En 2011, quand Andrej Babis lance le «mouvement civique» ANO – acronyme qui signifie aussi «oui» en tchèque –, Agrofert domine le marché national des engrais tout comme celui de la boulangerie. La firme emploie 30’000 personnes et pèse 120 milliards de couronnes (4,5 à 4,6 milliards de francs). En juin 2013, Andrej Babis acquiert MAFRA, groupe médiatique qui contrôle divers journaux influents et stations de radio, en profitant de l’exode de capitaux essentiellement suisses et allemands hors d’Europe centrale.
En politique, Andrej Babis se révèle aussi avisé et implacable que dans l’univers des acquisitions commerciales. Aux législatives d’octobre cette année-là, ANO obtient le score surprise de 19% des voix, signant le deuxième meilleur résultat. Andrej Babis devient ministre des Finances. En 2017, lors des élections suivantes, ANO remporte près de 30% des suffrages et Andrej Babis endosse l’habit de Premier ministre tchèque.

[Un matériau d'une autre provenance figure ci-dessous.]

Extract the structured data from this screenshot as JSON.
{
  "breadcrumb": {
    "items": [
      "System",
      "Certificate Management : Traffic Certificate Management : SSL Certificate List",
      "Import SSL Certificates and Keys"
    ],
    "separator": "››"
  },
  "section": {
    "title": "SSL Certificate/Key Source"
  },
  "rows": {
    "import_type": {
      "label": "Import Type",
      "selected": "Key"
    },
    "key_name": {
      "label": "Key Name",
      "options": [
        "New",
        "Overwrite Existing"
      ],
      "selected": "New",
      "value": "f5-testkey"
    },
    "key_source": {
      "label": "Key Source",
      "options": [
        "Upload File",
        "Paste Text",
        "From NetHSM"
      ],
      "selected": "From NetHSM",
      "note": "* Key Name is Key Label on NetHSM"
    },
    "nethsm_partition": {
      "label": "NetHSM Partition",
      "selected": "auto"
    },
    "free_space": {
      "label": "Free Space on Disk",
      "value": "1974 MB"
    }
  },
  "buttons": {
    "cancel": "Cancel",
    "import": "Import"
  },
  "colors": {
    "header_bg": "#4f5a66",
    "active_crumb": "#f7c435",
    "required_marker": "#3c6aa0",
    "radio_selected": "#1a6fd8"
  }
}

L’internationaliste populiste
En octobre dernier, Andrej Babis conduit une nouvelle fois ANO à la victoire après quatre ans d’absence du pouvoir. Son score? 34,5% des voix, soit plus de dix points d’avance sur ses rivaux les plus proches. Début novembre, il signe un accord de coalition avec deux partis nationalistes d’extrême droite puis entre en fonction un mois plus tard.

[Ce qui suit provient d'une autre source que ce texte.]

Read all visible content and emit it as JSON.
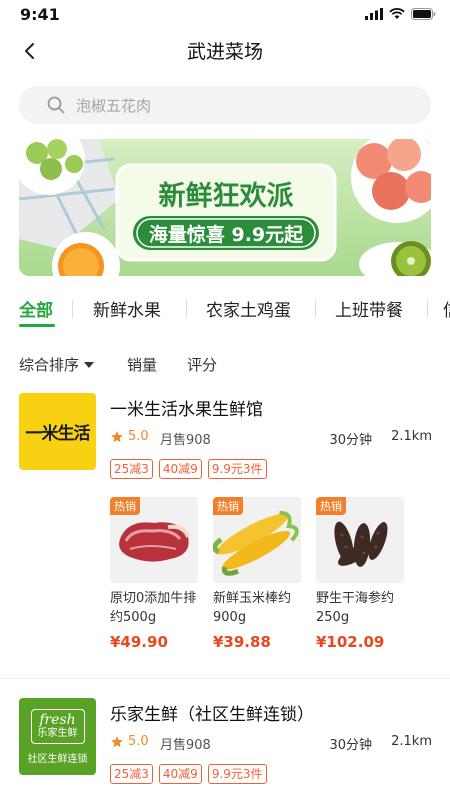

«Ils savent que les médias indépendants ne peuvent pas et ne vont pas diffuser leurs opinions, leurs manipulations, leurs mensonges parfois ou leur désinformation», assure Jaroslav Spurný, lui-même la cible de multiples poursuites judiciaires initiées par Andrej Babis. «La bataille sera rude sans doute. Mais liberté d’expression et médias indépendants seront toujours forts [en République tchèque], y compris dans quatre ans.»
«Monsieur Babis déteste les journalistes qui dénoncent ses agissements fautifs», reprend Pavla Holcová. «Il a affirmé vouloir contrôler le service de média public en rendant son financement dépendant des politiciens, il prévoit la création d’un registre spécial pour les organisations à but non lucratif et la suppression de toute subvention publique aux ONG qu’il juge ‘politiques’.»

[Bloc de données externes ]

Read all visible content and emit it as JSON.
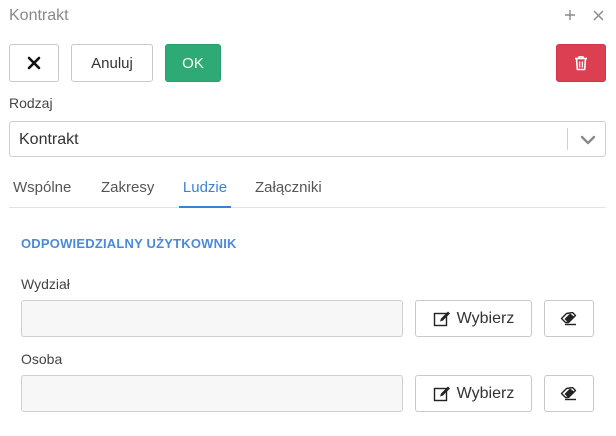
{
  "window": {
    "title": "Kontrakt",
    "add_icon": "plus-icon",
    "close_icon": "close-icon"
  },
  "toolbar": {
    "close_icon": "x-icon",
    "cancel_label": "Anuluj",
    "ok_label": "OK",
    "delete_icon": "trash-icon"
  },
  "form": {
    "type_label": "Rodzaj",
    "type_value": "Kontrakt"
  },
  "tabs": [
    {
      "label": "Wspólne",
      "active": false
    },
    {
      "label": "Zakresy",
      "active": false
    },
    {
      "label": "Ludzie",
      "active": true
    },
    {
      "label": "Załączniki",
      "active": false
    }
  ],
  "section": {
    "title": "ODPOWIEDZIALNY UŻYTKOWNIK",
    "department_label": "Wydział",
    "department_value": "",
    "person_label": "Osoba",
    "person_value": "",
    "choose_label": "Wybierz"
  },
  "colors": {
    "ok": "#2eaa76",
    "delete": "#dc3e52",
    "accent": "#3b82d4",
    "section_title": "#4a8ad8"
  }
}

Alors que la Suisse négocie des accords commerciaux avec l’UE et se positionne comme une place financière libérale, des affaires comme celle d’Andrej Babis, directement liées au pouvoir politique, mettent en évidence les conflits persistants en matière de coopération réglementaire et de divulgation des réels bénéficiaires.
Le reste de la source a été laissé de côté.